Um debate contemporâneo se trava nesse sentido, especialmente em relação ao crescente poder do Google no cyberespaço. O ranqueamento de páginas, a mais importante ferramenta do gigante do mundo digital, é um poderoso algoritmo para classificar as páginas da web de acordo com sua importância e assegura que os sites mais populares e procurados terão preferência nos resultados das buscas feitas pelos usuários. Fala-se, ainda, que tal algoritmo é o que, atualmente, determina o sucesso ou não dos negócios no mundo digital, tendo em vista que o Google é a principal ferramenta de busca da Internet.

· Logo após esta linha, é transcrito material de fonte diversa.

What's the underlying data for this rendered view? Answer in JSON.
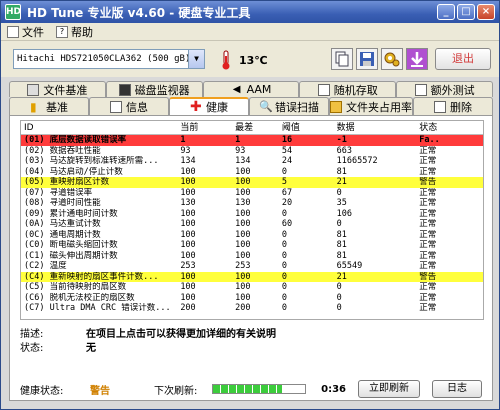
{
  "window": {
    "title": "HD Tune 专业版 v4.60 - 硬盘专业工具",
    "app_icon": "HD"
  },
  "menu": [
    {
      "label": "文件",
      "icon": "file-icon"
    },
    {
      "label": "帮助",
      "icon": "help-icon"
    }
  ],
  "toolbar": {
    "drive": "Hitachi HDS721050CLA362 (500 gB)",
    "temperature": "13℃",
    "exit_label": "退出"
  },
  "tabs_row1": [
    {
      "label": "文件基准",
      "icon": "file-benchmark-icon"
    },
    {
      "label": "磁盘监视器",
      "icon": "disk-monitor-icon"
    },
    {
      "label": "AAM",
      "icon": "speaker-icon"
    },
    {
      "label": "随机存取",
      "icon": "random-access-icon"
    },
    {
      "label": "额外测试",
      "icon": "extra-tests-icon"
    }
  ],
  "tabs_row2": [
    {
      "label": "基准",
      "icon": "benchmark-icon"
    },
    {
      "label": "信息",
      "icon": "info-icon"
    },
    {
      "label": "健康",
      "icon": "health-icon",
      "active": true
    },
    {
      "label": "错误扫描",
      "icon": "error-scan-icon"
    },
    {
      "label": "文件夹占用率",
      "icon": "folder-usage-icon"
    },
    {
      "label": "删除",
      "icon": "erase-icon"
    }
  ],
  "table": {
    "headers": [
      "ID",
      "当前",
      "最差",
      "阈值",
      "数据",
      "状态"
    ],
    "rows": [
      {
        "id": "(01) 底层数据读取错误率",
        "cur": "1",
        "worst": "1",
        "thr": "16",
        "data": "-1",
        "status": "Fa..",
        "hl": "red"
      },
      {
        "id": "(02) 数据吞吐性能",
        "cur": "93",
        "worst": "93",
        "thr": "54",
        "data": "663",
        "status": "正常"
      },
      {
        "id": "(03) 马达旋转到标准转速所需...",
        "cur": "134",
        "worst": "134",
        "thr": "24",
        "data": "11665572",
        "status": "正常"
      },
      {
        "id": "(04) 马达启动/停止计数",
        "cur": "100",
        "worst": "100",
        "thr": "0",
        "data": "81",
        "status": "正常"
      },
      {
        "id": "(05) 重映射扇区计数",
        "cur": "100",
        "worst": "100",
        "thr": "5",
        "data": "21",
        "status": "警告",
        "hl": "yellow"
      },
      {
        "id": "(07) 寻道错误率",
        "cur": "100",
        "worst": "100",
        "thr": "67",
        "data": "0",
        "status": "正常"
      },
      {
        "id": "(08) 寻道时间性能",
        "cur": "130",
        "worst": "130",
        "thr": "20",
        "data": "35",
        "status": "正常"
      },
      {
        "id": "(09) 累计通电时间计数",
        "cur": "100",
        "worst": "100",
        "thr": "0",
        "data": "106",
        "status": "正常"
      },
      {
        "id": "(0A) 马达重试计数",
        "cur": "100",
        "worst": "100",
        "thr": "60",
        "data": "0",
        "status": "正常"
      },
      {
        "id": "(0C) 通电周期计数",
        "cur": "100",
        "worst": "100",
        "thr": "0",
        "data": "81",
        "status": "正常"
      },
      {
        "id": "(C0) 断电磁头缩回计数",
        "cur": "100",
        "worst": "100",
        "thr": "0",
        "data": "81",
        "status": "正常"
      },
      {
        "id": "(C1) 磁头伸出周期计数",
        "cur": "100",
        "worst": "100",
        "thr": "0",
        "data": "81",
        "status": "正常"
      },
      {
        "id": "(C2) 温度",
        "cur": "253",
        "worst": "253",
        "thr": "0",
        "data": "65549",
        "status": "正常"
      },
      {
        "id": "(C4) 重新映射的扇区事件计数...",
        "cur": "100",
        "worst": "100",
        "thr": "0",
        "data": "21",
        "status": "警告",
        "hl": "yellow"
      },
      {
        "id": "(C5) 当前待映射的扇区数",
        "cur": "100",
        "worst": "100",
        "thr": "0",
        "data": "0",
        "status": "正常"
      },
      {
        "id": "(C6) 脱机无法校正的扇区数",
        "cur": "100",
        "worst": "100",
        "thr": "0",
        "data": "0",
        "status": "正常"
      },
      {
        "id": "(C7) Ultra DMA CRC 错误计数...",
        "cur": "200",
        "worst": "200",
        "thr": "0",
        "data": "0",
        "status": "正常"
      }
    ]
  },
  "description": {
    "label": "描述:",
    "value": "在项目上点击可以获得更加详细的有关说明"
  },
  "state": {
    "label": "状态:",
    "value": "无"
  },
  "status_bar": {
    "health_label": "健康状态:",
    "health_value": "警告",
    "refresh_label": "下次刷新:",
    "progress": 0.75,
    "countdown": "0:36",
    "refresh_now_label": "立即刷新",
    "log_label": "日志"
  },
  "colors": {
    "critical_row": "#ff3b3b",
    "warning_row": "#ffff3c",
    "warning_text": "#d08000"
  }
}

Lessig nos alerta em relação à consolidação de poder na web e os perigos que isso pode trazer para os usuários na satisfação de seus direitos constitucionais exercidos online. O sistema atual consiste-se basicamente no monopólio da arquitetura por poucas empresas, as quais têm capital e influência maiores do que muitos países inclusive. Pode-se pensar, face a tal realidade, na existência de um outro sistema jurídico, pautado no “código” como Lessig previu, mas no código elaborado por grandes conglomerados comerciais, algo a ser visto com muitas reservas e preocupações.

O ranqueamento de páginas do google determina o que veremos ou não quando se usa o mecanismo de busca e, desse modo, torna-se uma das mais influentes facetas de arquitetura da web, comportando-se como verdadeira fonte normativa do cyberespaço. Ele afeta e molda a nossa rotina de busca, delineia as opções de compra na web de acordo com as preferências de seu algoritmo (as quais podem ser puramente objetivas, como o próprio Google defende ser, ou não) e, ademais, tem enorme impacto no comércio e na disseminação de conhecimento. Mais preocupante ainda é pensar que empresas com este tipo de prerrogativas e poderes podem se aliar ao governo para limitar a liberdade de navegação dos usuários, ferindo os direitos de privacidade destes. Nesse contexto, chama-se atenção à necessidade de ampliação da concorrência para garantir neutralidade da rede.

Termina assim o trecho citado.